For this celebration, the Pope was surrounded by a few hundred people, including Italian, Arab, African, Roma, atheist, Catholic, Orthodox, and Muslim prisoners, Vatican News reported. This is the second time the Pope has celebrated this liturgy in this juvenile prison; the first was his first Holy Week as pope in 2013.
Here is a Vatican transcription and translation of his brief homily:
What attracts our attention is how Jesus, just the day before is crucified, accomplishes this deed. Foot washing was customary at that time because the streets were dusty. People would come in from outside and, on entering a house, before dining, before gathering, they would wash their feet. But who would wash their feet? The slaves, the slaves – because this was work relegated to slaves.
Let us imagine how the disciples were astonished when they saw Jesus beginning to perform this task fit for slaves… He wanted to make them understand the message for the next day when he would die like a slave to pay the debt for all of us. If we were to listen to these things from Jesus, life would be so beautiful because we would hurry to help each other out instead of getting the best of others, to take advantage of each other, the way con artists teach us. It is very beautiful to help each other, to give a hand – these are human universal gestures that are born from a noble heart. And with this celebration today, Jesus wants to teach us this: the nobility of the heart.
Each one of us could say: “But if the Pope only knew the things I have inside….” But Jesus knows that, and he loves us just like we are! And he washes each of our feet. Jesus is never shocked at our weaknesses. He is never astonished, because he has already paid. He just wants to accompany us; he wants to take us by the hand so that life won’t be so harsh for us.
I will perform the same deed of the washing of the feet, which is not something folkloric, no. We can all think of it as a gesture that tells us how we should treat each other. In society, we see how many people take advantage of others; how many people are in a corner and can’t get out…. How many injustices, how many people are without jobs, how many people work and are paid half, how many people have no money to purchase medicine, how many families are destroyed, so many awful things….
And none of us can say, “Thanks to God I am not like … , you know.” “If I am not like that it is because of the grace of God!” Each one of us can slip, every one of us. And this awareness, this certainty that each of us can slip, is what gives us the dignity – listen to the word – the “dignity” of being sinners. And Jesus wants us like this, and because of this he wanted to wash [his disciples’] feet and say: “I came to save you, to serve you.”

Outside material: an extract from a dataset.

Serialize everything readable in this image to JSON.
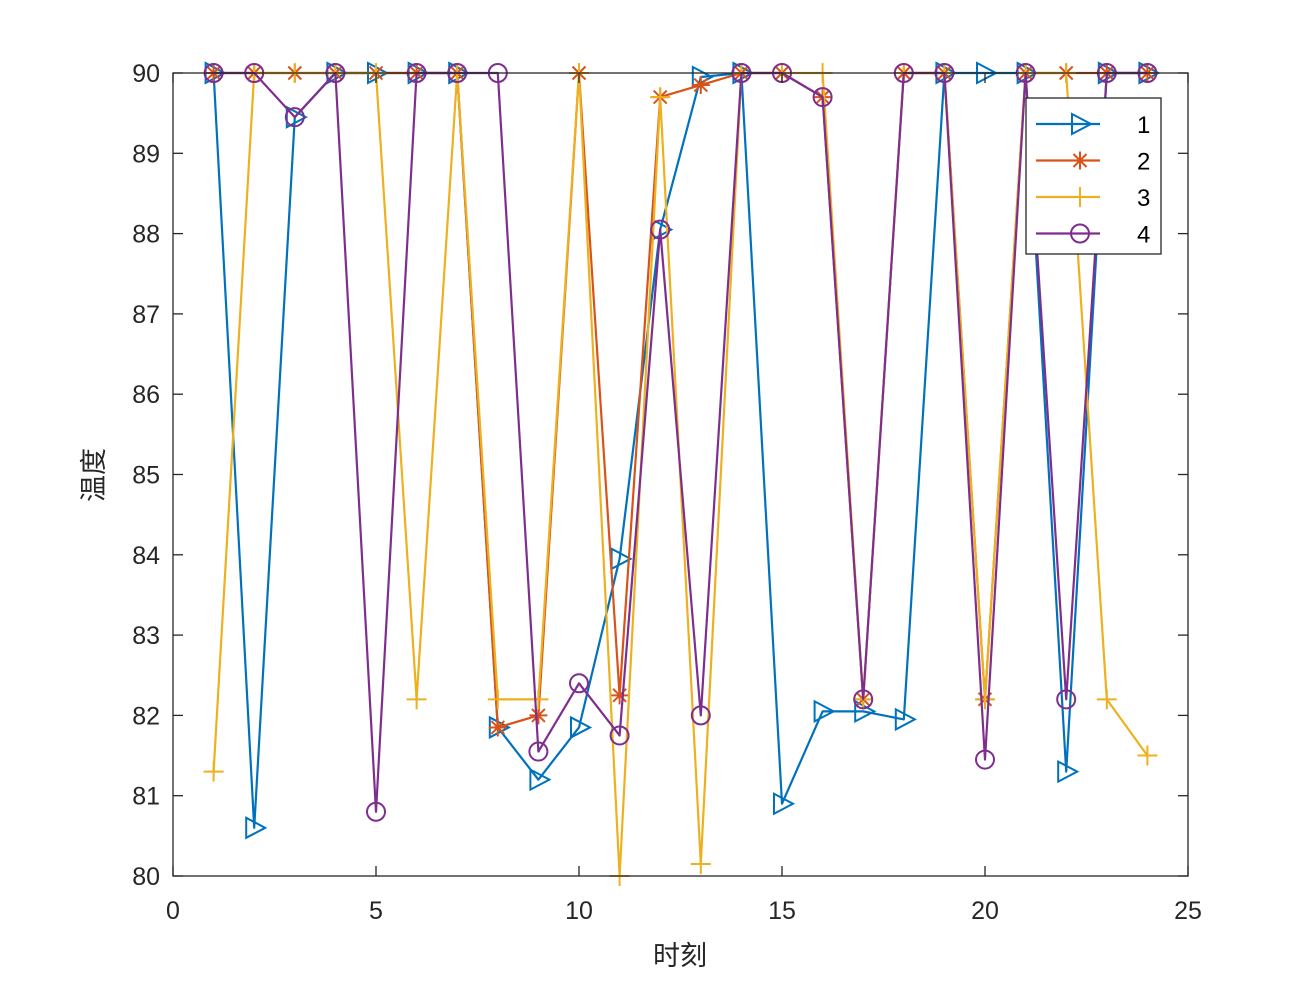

Now, I will do the same thing as a memory of what Jesus taught us, to help each other and in this way, life is more beautiful and we can carry on like this. During the washing of the feet – I hope I succeed in doing it because I cannot walk that well – but during the washing of the feet, think about this: “Jesus has washed my feet. Jesus has saved me, and I have this difficulty now.” But it will pass, but the Lord is always next to you, he never abandons, never. Think about all this.